Macron anuncia recolher obrigatório nas regiões mais afetadas

A partir de sábado e durante pelo menos um mês, os habitantes das metrópoles francesas devem estar em casa entre as 21.00 e 06.00. Presidente francês alega "pressão insustentável" nos hospitais.

No dia em que morreram 104 pessoas de covid-19 (o número mais alto em cinco meses)Emmanuel Macron nega que a situação esteja fora de controlo. Mas para que tal não aconteça as zonas mais populosas e com maior taxa de incidência do vírus vão estar sujeitas a um recolher obrigatório.

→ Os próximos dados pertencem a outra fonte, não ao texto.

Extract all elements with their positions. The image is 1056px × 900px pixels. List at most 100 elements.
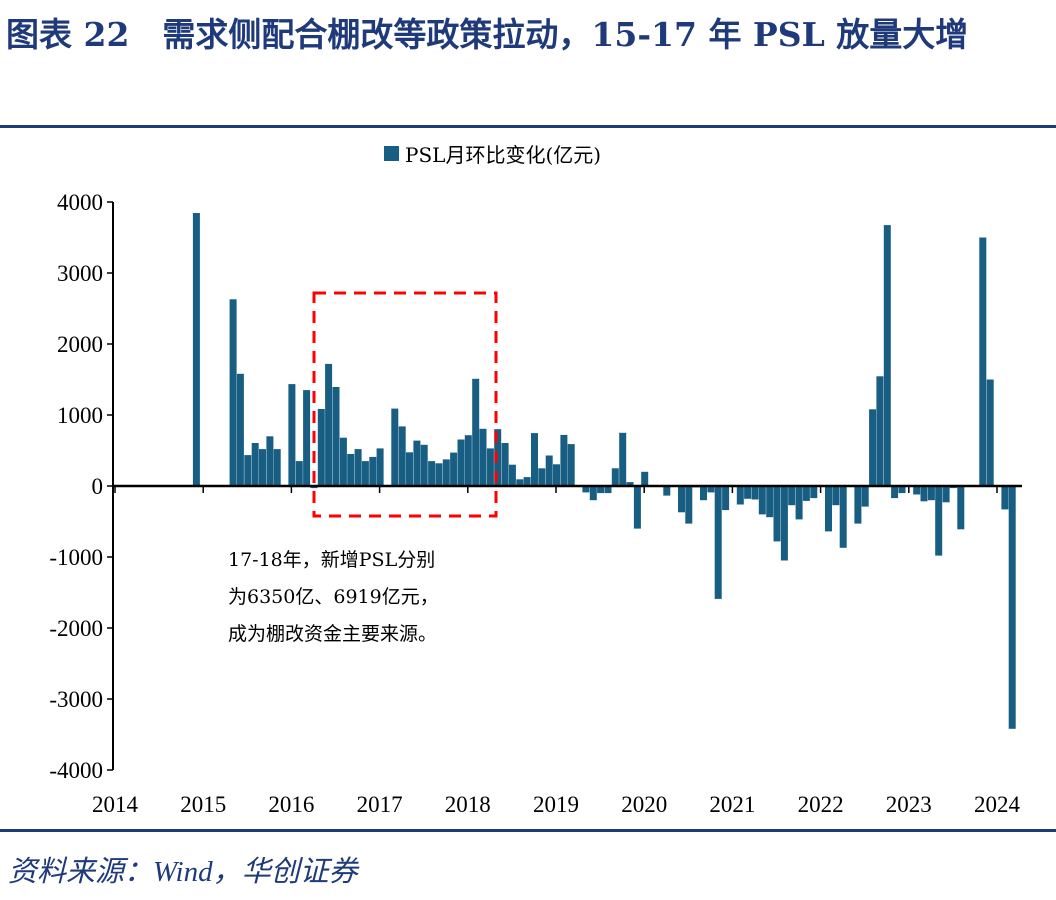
annotation-line-2: 为6350亿、6919亿元， (228, 586, 439, 608)
bar (361, 461, 369, 486)
x-tick-label: 2022 (798, 792, 844, 817)
bar (663, 486, 671, 496)
bar (722, 486, 730, 511)
bar (236, 373, 244, 486)
y-tick-label: -1000 (49, 545, 103, 570)
bar (494, 429, 502, 486)
bar (604, 486, 612, 494)
bar (766, 486, 774, 518)
bar (288, 384, 296, 486)
bar (626, 482, 634, 486)
bar (413, 440, 421, 486)
bar (633, 486, 641, 529)
bar (508, 464, 516, 486)
bar (707, 486, 715, 493)
bar (347, 454, 355, 486)
bar (839, 486, 847, 548)
x-tick-label: 2020 (621, 792, 667, 817)
bar (376, 448, 384, 486)
bar (876, 376, 884, 486)
bar (736, 486, 744, 505)
bar (913, 486, 921, 495)
bar (317, 409, 325, 486)
legend-swatch (384, 146, 399, 161)
bar (229, 299, 237, 486)
bar (567, 444, 575, 486)
bar (486, 448, 494, 486)
bar (464, 435, 472, 486)
figure-title: 图表 22 需求侧配合棚改等政策拉动，15-17 年 PSL 放量大增 (6, 15, 969, 54)
bar (832, 486, 840, 506)
x-tick-label: 2017 (357, 792, 403, 817)
bar (979, 237, 987, 486)
bar (825, 486, 832, 532)
bar (472, 378, 480, 486)
bar (986, 379, 994, 486)
bar (398, 426, 406, 486)
x-tick-label: 2019 (533, 792, 579, 817)
bar (516, 479, 524, 486)
bar (420, 444, 428, 486)
bar (1008, 486, 1016, 729)
bar (788, 486, 796, 506)
bar (339, 437, 347, 486)
bar (332, 387, 340, 486)
bar (920, 486, 928, 502)
bar (751, 486, 759, 500)
y-tick-label: 1000 (57, 403, 103, 428)
highlight-box (312, 291, 498, 518)
y-tick-label: -2000 (49, 616, 103, 641)
bar (545, 455, 553, 486)
x-tick-label: 2023 (886, 792, 932, 817)
bar (861, 486, 869, 507)
bar (685, 486, 693, 524)
bar (501, 443, 509, 486)
bar (479, 428, 487, 486)
y-tick-label: -3000 (49, 687, 103, 712)
x-tick-label: 2018 (445, 792, 491, 817)
bar (611, 468, 619, 487)
bar (428, 461, 436, 486)
legend-label: PSL月环比变化(亿元) (405, 143, 601, 167)
bar (758, 486, 766, 515)
y-tick-label: 4000 (57, 190, 103, 215)
source-note: 资料来源：Wind，华创证券 (8, 856, 358, 888)
y-tick-label: 0 (92, 474, 104, 499)
bar (406, 452, 413, 486)
bar (523, 477, 531, 486)
x-tick-label: 2024 (974, 792, 1021, 817)
bar (1001, 486, 1009, 510)
bar (582, 486, 590, 493)
bar (457, 439, 465, 486)
bar (589, 486, 597, 501)
bar (773, 486, 781, 542)
bar (810, 486, 818, 499)
bar (391, 408, 399, 486)
bar (369, 456, 377, 486)
bar (442, 459, 450, 486)
bar (795, 486, 803, 520)
bar (553, 464, 560, 486)
bar (935, 486, 943, 556)
bar (303, 390, 311, 486)
bar (802, 486, 810, 501)
y-tick-label: -4000 (49, 758, 103, 783)
bar (678, 486, 685, 513)
x-tick-label: 2021 (709, 792, 755, 817)
bar (538, 468, 546, 487)
annotation-line-3: 成为棚改资金主要来源。 (228, 623, 437, 645)
bar (244, 455, 252, 486)
bar (869, 409, 877, 486)
bar (259, 449, 266, 486)
bar (957, 486, 965, 530)
bar (883, 225, 891, 486)
bar (450, 452, 458, 486)
bar (891, 486, 899, 499)
bar (927, 486, 935, 501)
bar (854, 486, 862, 524)
bar (560, 434, 568, 486)
bar (942, 486, 950, 503)
x-tick-label: 2015 (180, 792, 226, 817)
bar (714, 486, 722, 599)
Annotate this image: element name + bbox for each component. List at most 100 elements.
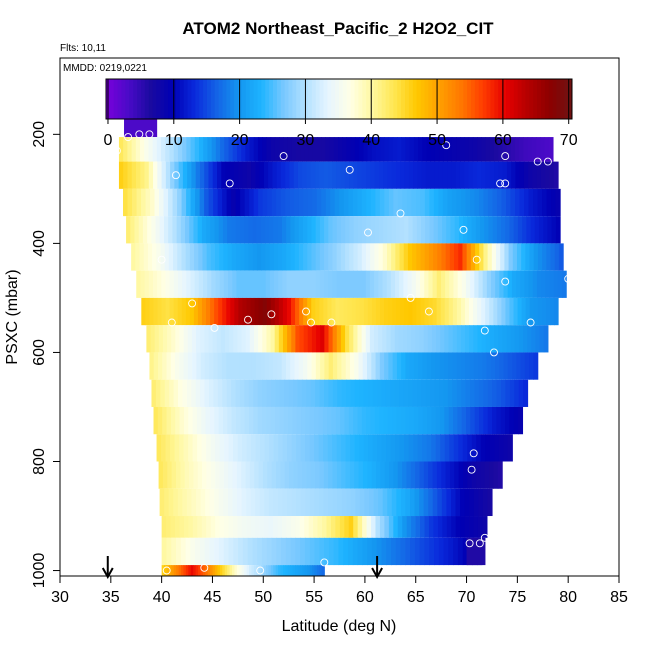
- colorbar-segment: [121, 79, 126, 119]
- heatmap-cell: [344, 406, 350, 435]
- heatmap-cell: [316, 565, 320, 576]
- heatmap-cell: [369, 325, 375, 353]
- heatmap-cell: [363, 137, 369, 162]
- heatmap-cell: [518, 379, 524, 407]
- heatmap-cell: [227, 216, 232, 244]
- heatmap-cell: [228, 270, 233, 298]
- heatmap-cell: [396, 406, 402, 435]
- heatmap-cell: [392, 406, 398, 435]
- heatmap-cell: [533, 352, 539, 380]
- heatmap-cell: [212, 565, 216, 576]
- heatmap-cell: [286, 243, 292, 271]
- heatmap-cell: [268, 565, 272, 576]
- colorbar-segment: [179, 79, 185, 119]
- heatmap-cell: [204, 379, 210, 407]
- heatmap-cell: [222, 297, 227, 326]
- heatmap-cell: [228, 516, 234, 538]
- heatmap-cell: [489, 137, 495, 162]
- heatmap-cell: [277, 216, 283, 244]
- heatmap-cell: [347, 297, 353, 326]
- heatmap-cell: [529, 243, 535, 271]
- heatmap-cell: [357, 325, 363, 353]
- heatmap-cell: [332, 270, 338, 298]
- heatmap-cell: [328, 461, 334, 489]
- heatmap-cell: [314, 565, 318, 576]
- heatmap-cell: [352, 537, 359, 566]
- heatmap-cell: [324, 537, 330, 566]
- heatmap-cell: [186, 137, 192, 162]
- heatmap-cell: [215, 516, 221, 538]
- heatmap-cell: [452, 325, 458, 353]
- heatmap-cell: [458, 461, 464, 489]
- heatmap-cell: [294, 216, 300, 244]
- heatmap-cell: [524, 270, 530, 298]
- heatmap-cell: [199, 161, 205, 189]
- colorbar-segment: [315, 79, 321, 119]
- heatmap-cell: [332, 161, 337, 189]
- heatmap-cell: [416, 379, 422, 407]
- heatmap-cell: [423, 325, 429, 353]
- heatmap-cell: [396, 488, 402, 517]
- colorbar-segment: [350, 79, 356, 119]
- heatmap-cell: [281, 516, 287, 538]
- heatmap-cell: [520, 270, 526, 298]
- heatmap-cell: [340, 243, 346, 271]
- heatmap-cell: [172, 188, 178, 217]
- heatmap-cell: [300, 488, 306, 517]
- heatmap-cell: [266, 565, 270, 576]
- heatmap-cell: [345, 243, 350, 271]
- heatmap-cell: [505, 379, 511, 407]
- heatmap-cell: [460, 325, 466, 353]
- heatmap-cell: [411, 516, 417, 538]
- heatmap-cell: [471, 434, 477, 462]
- heatmap-cell: [266, 406, 272, 435]
- heatmap-cell: [483, 379, 489, 407]
- heatmap-cell: [181, 243, 187, 271]
- heatmap-cell: [174, 434, 180, 462]
- heatmap-cell: [378, 325, 383, 353]
- heatmap-cell: [290, 352, 296, 380]
- heatmap-cell: [516, 270, 521, 298]
- colorbar-segment: [424, 79, 429, 119]
- colorbar-segment: [498, 79, 503, 119]
- heatmap-cell: [439, 352, 445, 380]
- heatmap-cell: [168, 216, 174, 244]
- heatmap-cell: [222, 216, 228, 244]
- heatmap-cell: [277, 352, 283, 380]
- heatmap-cell: [428, 297, 434, 326]
- heatmap-cell: [402, 188, 408, 217]
- colorbar-tick-label: 60: [494, 132, 512, 149]
- colorbar-segment: [156, 79, 161, 119]
- heatmap-cell: [202, 461, 208, 489]
- heatmap-cell: [437, 488, 443, 517]
- heatmap-cell: [479, 406, 484, 435]
- heatmap-cell: [205, 406, 211, 435]
- heatmap-cell: [156, 434, 162, 462]
- heatmap-cell: [187, 352, 193, 380]
- heatmap-cell: [512, 243, 518, 271]
- heatmap-cell: [249, 137, 255, 162]
- heatmap-cell: [292, 406, 298, 435]
- heatmap-cell: [374, 161, 380, 189]
- heatmap-cell: [305, 406, 311, 435]
- heatmap-cell: [374, 243, 380, 271]
- heatmap-cell: [197, 297, 203, 326]
- heatmap-cell: [215, 137, 221, 162]
- heatmap-cell: [142, 216, 148, 244]
- heatmap-cell: [509, 297, 515, 326]
- heatmap-cell: [158, 325, 164, 353]
- colorbar-segment: [556, 79, 561, 119]
- heatmap-cell: [279, 137, 284, 162]
- heatmap-cell: [317, 516, 323, 538]
- heatmap-cell: [470, 379, 476, 407]
- heatmap-cell: [523, 137, 529, 162]
- colorbar-segment: [362, 79, 367, 119]
- heatmap-cell: [357, 243, 363, 271]
- heatmap-cell: [335, 406, 341, 435]
- heatmap-cell: [420, 516, 426, 538]
- colorbar-segment: [482, 79, 488, 119]
- sample-point: [501, 152, 510, 161]
- heatmap-cell: [153, 161, 158, 189]
- heatmap-cell: [448, 537, 454, 566]
- heatmap-cell: [266, 379, 272, 407]
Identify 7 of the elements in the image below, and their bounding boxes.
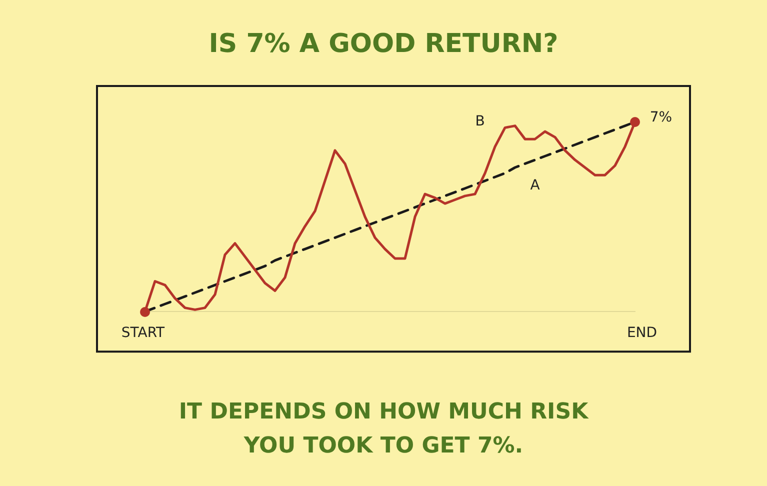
text: IT DEPENDS ON HOW MUCH RISK YOU TOOK TO GET 7%. (178, 400, 590, 459)
text: 7% (650, 110, 672, 126)
text: START (121, 325, 166, 342)
chart-title: IS 7% A GOOD RETURN? (208, 28, 558, 59)
annotation: B (475, 114, 485, 130)
annotation: A (530, 178, 540, 194)
text: END (626, 325, 658, 342)
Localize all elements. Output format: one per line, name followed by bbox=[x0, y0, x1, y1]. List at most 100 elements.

A partir de sábado e pelo menos durante quatro semanas, os habitantes da região de Île-de-France (que inclui Paris) e das áreas metropolitanas de Grenoble, Lille, Rouen, Sain-Étienne, Lyon, Toulouse, Montpellier e Aix-Marselha-Provença verão todos os estabelecimentos comerciais encerrados entre as 21.00 e as 6.00 e o dever de cada habitante estar em casa.

As exceções previstas incluem a deslocação de ou para o trabalho ou uma urgência de saúde.

Em entrevista concedida no Palácio do Eliseu à TF1 e France 2, Macron disse que o país não pode ficar parado nem entrar em pânico.

O chefe de Estado francês começou por dizer que o país vive a "segunda vaga" da pandemia e lembrou outros exemplos na Europa, com mais medidas restritivas na Alemanha, Espanha ou Países Baixos.

Macron lembrou que mais de 30 mil pessoas morreram em França devido à covid-19, mas sublinhou que não ataca apenas as pessoas mais velhas, e com patologias como diabetes, hipertensão ou obesidade.

"Afeta todas as pessoas e idades", e deixa em certos casos marcas como pessoas que perderam o olfato ou que ficaram com insuficiência respiratória - um alerta para a população mais jovem: na região da capital a taxa de incidência na faixa entre os 20 e 30 anos está em 800 por 100 mil pessoas, quando o nível de alerta máximo que as autoridades estabeleceram para cada localidade é quando o vírus ultrapassa 250 casos por 100 mil pessoas.

"Temos 20 mil casos diários, 200 pessoas por dia que entram nos cuidados intensivos, é uma pressão insustentável."

"Espero que cada um esteja consciente dos riscos", disse, tendo lembrado que a polícia irá vigiar o cumprimento desta medida excecional e que as multas para quem não cumpra o recolher vão de 135 euros aos 1500 euros em caso de reincidência.

Em relação ao confinamento a nível nacional que durou dois meses e a atualidade, Macron disse que "hoje o vírus está em todo o lado" e, por outro lado, "os profissionais de saúde estão exaustos", mas acredita que um novo confinamento seria uma medida "desproporcional".

Macron admite falhas

O presidente francês, que uma e outra vez apelou para o civismo e responsabilidade dos cidadãos, admitiu que ao nível dos testes a resposta não esteve à altura. "Tivemos atrasos demasiado longos porque não tínhamos a organização que nos permitia fazê-lo", disse.

O mesmo relativamente à aplicação StopCovid: "Não resultou." A app de rastreamento da pandemia vai ter um sucessor chamado TousAntiCovid, para "rastrear e proteger melhor" e que será apresentada no dia 22.